Jan Fennell, "The dog listener", is an English dog trainer who applied the insights of Monty Roberts into horse behavior to the behavior of dogs.

Other dog experts have cited recent scientific research to challenge the theory that dog behavior is based on the model of the wolf pack, criticizing this as an over-simplification.

Due to this, many of Fennell's beliefs are considered dated and archaic, no longer being scientifically accurate.

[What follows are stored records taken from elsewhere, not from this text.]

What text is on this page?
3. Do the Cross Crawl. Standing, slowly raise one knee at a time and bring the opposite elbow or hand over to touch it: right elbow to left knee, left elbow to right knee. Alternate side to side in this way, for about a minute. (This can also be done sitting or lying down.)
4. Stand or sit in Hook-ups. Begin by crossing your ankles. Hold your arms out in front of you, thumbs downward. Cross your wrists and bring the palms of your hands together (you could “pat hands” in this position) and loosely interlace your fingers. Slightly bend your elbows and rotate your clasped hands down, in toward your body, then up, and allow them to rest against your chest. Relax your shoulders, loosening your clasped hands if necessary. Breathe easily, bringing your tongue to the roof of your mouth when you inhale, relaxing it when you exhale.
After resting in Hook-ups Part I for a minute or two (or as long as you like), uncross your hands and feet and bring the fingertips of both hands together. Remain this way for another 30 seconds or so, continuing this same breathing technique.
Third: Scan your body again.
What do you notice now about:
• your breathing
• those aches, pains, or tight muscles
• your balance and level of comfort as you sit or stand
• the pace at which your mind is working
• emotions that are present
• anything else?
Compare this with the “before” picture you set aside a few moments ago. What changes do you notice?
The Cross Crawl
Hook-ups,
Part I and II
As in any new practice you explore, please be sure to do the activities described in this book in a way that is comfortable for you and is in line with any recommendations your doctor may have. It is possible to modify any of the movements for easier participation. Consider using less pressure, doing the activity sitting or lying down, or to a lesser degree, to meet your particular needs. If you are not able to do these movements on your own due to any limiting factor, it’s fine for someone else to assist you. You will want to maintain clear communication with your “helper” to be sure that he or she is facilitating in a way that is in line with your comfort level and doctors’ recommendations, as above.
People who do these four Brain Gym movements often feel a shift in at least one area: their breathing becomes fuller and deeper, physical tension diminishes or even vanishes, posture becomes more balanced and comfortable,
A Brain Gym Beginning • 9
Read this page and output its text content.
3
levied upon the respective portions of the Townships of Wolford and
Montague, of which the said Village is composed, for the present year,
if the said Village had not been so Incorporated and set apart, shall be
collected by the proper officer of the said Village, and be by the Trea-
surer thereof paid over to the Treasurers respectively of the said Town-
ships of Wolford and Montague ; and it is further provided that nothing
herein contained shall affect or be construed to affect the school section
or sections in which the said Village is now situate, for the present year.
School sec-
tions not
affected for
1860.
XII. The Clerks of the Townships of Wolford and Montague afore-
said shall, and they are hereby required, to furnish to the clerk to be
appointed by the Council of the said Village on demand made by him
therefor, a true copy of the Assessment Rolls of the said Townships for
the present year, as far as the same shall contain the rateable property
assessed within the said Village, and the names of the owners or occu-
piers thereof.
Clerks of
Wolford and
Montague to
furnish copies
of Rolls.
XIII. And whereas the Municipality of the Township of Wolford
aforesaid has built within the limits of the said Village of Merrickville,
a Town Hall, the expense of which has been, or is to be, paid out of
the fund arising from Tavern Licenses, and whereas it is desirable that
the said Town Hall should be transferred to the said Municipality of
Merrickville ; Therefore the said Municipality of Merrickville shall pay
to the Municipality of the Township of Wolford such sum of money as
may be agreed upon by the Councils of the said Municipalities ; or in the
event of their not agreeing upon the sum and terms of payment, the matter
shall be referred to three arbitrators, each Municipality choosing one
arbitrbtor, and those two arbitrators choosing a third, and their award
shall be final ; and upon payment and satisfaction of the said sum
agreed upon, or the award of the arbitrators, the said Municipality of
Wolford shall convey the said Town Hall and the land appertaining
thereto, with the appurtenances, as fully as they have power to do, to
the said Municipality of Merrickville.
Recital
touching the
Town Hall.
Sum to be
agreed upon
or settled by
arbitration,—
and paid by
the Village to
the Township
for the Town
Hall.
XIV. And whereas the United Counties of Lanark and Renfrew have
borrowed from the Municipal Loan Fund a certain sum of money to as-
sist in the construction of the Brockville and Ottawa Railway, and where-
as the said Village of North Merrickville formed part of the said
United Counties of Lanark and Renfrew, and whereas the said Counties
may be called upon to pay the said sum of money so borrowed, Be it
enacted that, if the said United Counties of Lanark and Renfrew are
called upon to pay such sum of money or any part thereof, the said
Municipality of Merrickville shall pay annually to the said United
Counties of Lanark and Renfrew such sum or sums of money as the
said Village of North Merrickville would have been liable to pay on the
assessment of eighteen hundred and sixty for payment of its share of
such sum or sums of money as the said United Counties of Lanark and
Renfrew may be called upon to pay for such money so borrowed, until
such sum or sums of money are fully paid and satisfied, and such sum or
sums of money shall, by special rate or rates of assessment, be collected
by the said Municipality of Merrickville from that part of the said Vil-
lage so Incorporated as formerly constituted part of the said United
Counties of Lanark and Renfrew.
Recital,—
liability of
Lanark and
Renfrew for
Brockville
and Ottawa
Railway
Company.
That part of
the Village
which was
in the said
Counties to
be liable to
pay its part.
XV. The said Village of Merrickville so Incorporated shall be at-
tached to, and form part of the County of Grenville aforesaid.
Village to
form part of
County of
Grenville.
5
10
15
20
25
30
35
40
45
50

Fennell's method, called Amichien Bonding (from the French 'ami', meaning 'friend' and 'chien', meaning 'dog'), emphasizes learning the signals (in her opinion) by which dogs recognize leadership, and using them consistently so that the dog perceives the owner as 'alpha' and itself as subordinate. It can then possibly trust its owner to take decisions and will become contented and relaxed. Fennell does not believe in physically dominating or chastising the dog.

Amichien Bonding essentially means the dog is consistently shown by the owner that the human half of the partnership is responsible for making decisions. The dog is not physically dominated, but is trained through, among other behaviors, ignoring the animal at certain times: this is done to reassure it that it is not the one responsible for leadership and decision-making. There is dispute over whether this type of training program can have negative effects and it has been called "psychologically cruel" by one author. Other dog trainers/owners believe it is a harmless and effective way of indicating to the dog which behaviors are acceptable and which are not.

==Books==
- Fennell, Jan (2003). "The Dog Listener"
- Fennell, Jan (2006). "Practical Dog Listener"
- A Dog's Best Friend
- Friends For Life
- Fennell, Jan (2005). "The Seven Ages of Your Dog"
- The Puppy Listener

In addition to her books and DVD, Fennell had her own TV show explaining the understanding of dogs and demonstrating successful interventions, broadcast on Animal Planet on Friday nights.